Buffer size: 1k, batch size: 32, max timesteps: 1k, num network updates: 4, replay period: 100.
(1/4)  Episode Score: 120,   Train Loss: 3.92731,  Time taken: 5.69 secs.
(2/4)  Episode Score: 120,   Train Loss: 3.59958,  Time taken: 9.68 secs.
(3/4)  Episode Score: 110,   Train Loss: 3.30087,  Time taken: 9.67 secs.
(4/4)  Episode Score: 100,   Train Loss: 3.18888,  Time taken: 6.05 secs.
Training complete. Access metrics from 'logger' attribute. 
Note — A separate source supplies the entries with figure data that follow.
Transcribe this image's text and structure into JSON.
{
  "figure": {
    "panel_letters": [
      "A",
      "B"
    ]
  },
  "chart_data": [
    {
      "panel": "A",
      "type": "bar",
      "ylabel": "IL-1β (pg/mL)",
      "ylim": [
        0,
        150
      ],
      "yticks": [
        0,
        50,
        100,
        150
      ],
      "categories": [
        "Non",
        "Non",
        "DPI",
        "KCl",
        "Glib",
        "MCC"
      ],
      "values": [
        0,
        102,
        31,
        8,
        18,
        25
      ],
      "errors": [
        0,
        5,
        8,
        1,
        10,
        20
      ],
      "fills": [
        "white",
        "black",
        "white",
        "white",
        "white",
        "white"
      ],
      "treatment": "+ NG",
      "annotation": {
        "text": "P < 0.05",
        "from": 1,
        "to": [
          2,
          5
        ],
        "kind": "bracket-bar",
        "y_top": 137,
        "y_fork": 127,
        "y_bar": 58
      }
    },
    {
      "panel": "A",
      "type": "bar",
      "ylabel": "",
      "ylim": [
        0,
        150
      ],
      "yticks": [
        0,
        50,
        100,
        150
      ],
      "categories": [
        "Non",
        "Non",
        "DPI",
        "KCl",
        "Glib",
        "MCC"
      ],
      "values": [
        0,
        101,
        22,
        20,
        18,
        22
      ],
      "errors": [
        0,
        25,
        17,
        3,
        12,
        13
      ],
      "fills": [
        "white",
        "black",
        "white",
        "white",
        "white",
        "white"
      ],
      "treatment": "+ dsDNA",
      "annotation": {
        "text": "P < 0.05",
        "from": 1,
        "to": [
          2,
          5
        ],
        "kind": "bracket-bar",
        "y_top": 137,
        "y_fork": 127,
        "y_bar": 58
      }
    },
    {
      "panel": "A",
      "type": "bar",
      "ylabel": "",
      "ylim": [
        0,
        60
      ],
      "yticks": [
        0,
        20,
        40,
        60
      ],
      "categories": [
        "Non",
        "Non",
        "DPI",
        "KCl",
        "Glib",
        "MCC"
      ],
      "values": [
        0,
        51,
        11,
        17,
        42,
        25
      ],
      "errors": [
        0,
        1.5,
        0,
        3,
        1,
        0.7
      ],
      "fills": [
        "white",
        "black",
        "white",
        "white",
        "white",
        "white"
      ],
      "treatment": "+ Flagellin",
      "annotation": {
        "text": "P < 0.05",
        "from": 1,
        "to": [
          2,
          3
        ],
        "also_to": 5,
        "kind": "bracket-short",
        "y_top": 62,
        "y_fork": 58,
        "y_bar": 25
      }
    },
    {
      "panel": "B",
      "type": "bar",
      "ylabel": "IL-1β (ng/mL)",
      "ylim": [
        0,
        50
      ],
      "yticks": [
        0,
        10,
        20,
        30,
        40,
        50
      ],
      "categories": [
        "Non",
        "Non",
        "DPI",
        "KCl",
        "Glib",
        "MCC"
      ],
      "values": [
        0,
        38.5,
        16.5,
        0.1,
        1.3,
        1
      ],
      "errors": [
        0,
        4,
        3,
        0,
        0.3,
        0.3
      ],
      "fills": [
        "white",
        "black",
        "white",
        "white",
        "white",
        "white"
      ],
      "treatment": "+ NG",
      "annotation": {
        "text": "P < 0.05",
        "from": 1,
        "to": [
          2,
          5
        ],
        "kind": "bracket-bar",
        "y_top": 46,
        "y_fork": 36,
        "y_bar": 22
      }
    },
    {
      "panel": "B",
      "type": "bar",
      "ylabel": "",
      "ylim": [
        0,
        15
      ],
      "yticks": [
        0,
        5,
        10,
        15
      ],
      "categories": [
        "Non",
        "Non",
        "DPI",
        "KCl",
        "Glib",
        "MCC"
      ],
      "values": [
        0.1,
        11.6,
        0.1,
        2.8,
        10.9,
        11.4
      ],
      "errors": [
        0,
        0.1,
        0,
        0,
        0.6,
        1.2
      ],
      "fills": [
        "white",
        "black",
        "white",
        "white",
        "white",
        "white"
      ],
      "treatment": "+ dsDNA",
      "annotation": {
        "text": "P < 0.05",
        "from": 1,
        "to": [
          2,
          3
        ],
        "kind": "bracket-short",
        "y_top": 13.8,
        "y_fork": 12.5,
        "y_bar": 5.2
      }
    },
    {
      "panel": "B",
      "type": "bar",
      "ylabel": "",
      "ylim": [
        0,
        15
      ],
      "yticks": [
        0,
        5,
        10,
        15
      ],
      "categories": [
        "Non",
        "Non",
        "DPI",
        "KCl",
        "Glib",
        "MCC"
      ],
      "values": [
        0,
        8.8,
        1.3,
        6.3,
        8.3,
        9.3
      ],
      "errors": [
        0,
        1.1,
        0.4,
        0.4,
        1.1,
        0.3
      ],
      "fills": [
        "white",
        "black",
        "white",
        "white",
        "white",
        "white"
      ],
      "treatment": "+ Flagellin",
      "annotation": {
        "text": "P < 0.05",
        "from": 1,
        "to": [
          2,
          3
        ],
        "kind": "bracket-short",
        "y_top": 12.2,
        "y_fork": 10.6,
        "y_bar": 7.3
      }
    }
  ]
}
### 2b. Proximal Policy Optimization (PPO)

In [9]:
# Create PPO instance
ppo = create_model('ppo')

CUDA available. Device set to GPU.


In [10]:
ppo.env_details

{'gym_name': 'ALE/SpaceInvaders-v5', 'name': 'SpaceInvaders', 'obs_space': Box(0, 255, (4, 128, 128), uint8), 'action_space': Discrete(6), 'input_shape': (4, 128, 128), 'n_actions': 6, 'img_size': 128, 'stack_size': 4, 'capture_video': False, 'record_every': 1000}

In [12]:
torch.cuda.empty_cache()

In [13]:
demo_episodes = int((PPO_NUM_EPISODES / NUM_EPISODES) * 4)

In [14]:
ppo.train(num_episodes=demo_episodes, print_every=1)  # 4 training iterations

Training agent on SpaceInvaders with 3K episodes.
Surrogate clipping size: 0.1, rollout size: 100, num agents: 8, num network updates: 4, batch size: 800, training iterations: 4.
(1/4) Episodic Return: 0.65218,  Approx KL: -0.00013,  Total Loss: 0.16497,  Policy Loss: -0.00235,  Value Loss: 0.37043,  Entropy Loss: 1.78998,  Time taken: 1.69 secs.
(2/4) Episodic Return: 0.71180,  Approx KL: -0.00021,  Total Loss: 0.10673,  Policy Loss: -0.01412,  Value Loss: 0.27722,  Entropy Loss: 1.77619,  Time taken: 1.49 secs.
(3/4) Episodic Return: 0.56792,  Approx KL: 2.44697,  Total Loss: -0.29434,  Policy Loss: -0.36546,  Value Loss: 0.15562,  Entropy Loss: 0.66896,  Time taken: 1.53 secs.
(4/4) Episodic Return: 0.13229,  Approx KL: -0.00001,  Total Loss: 0.00239,  Policy Loss: 0.00000,  Value Loss: 0.00477,  Entropy Loss: 0.00001,  Time taken: 1.50 secs.
Training complete. Access metrics from 'logger' attribute.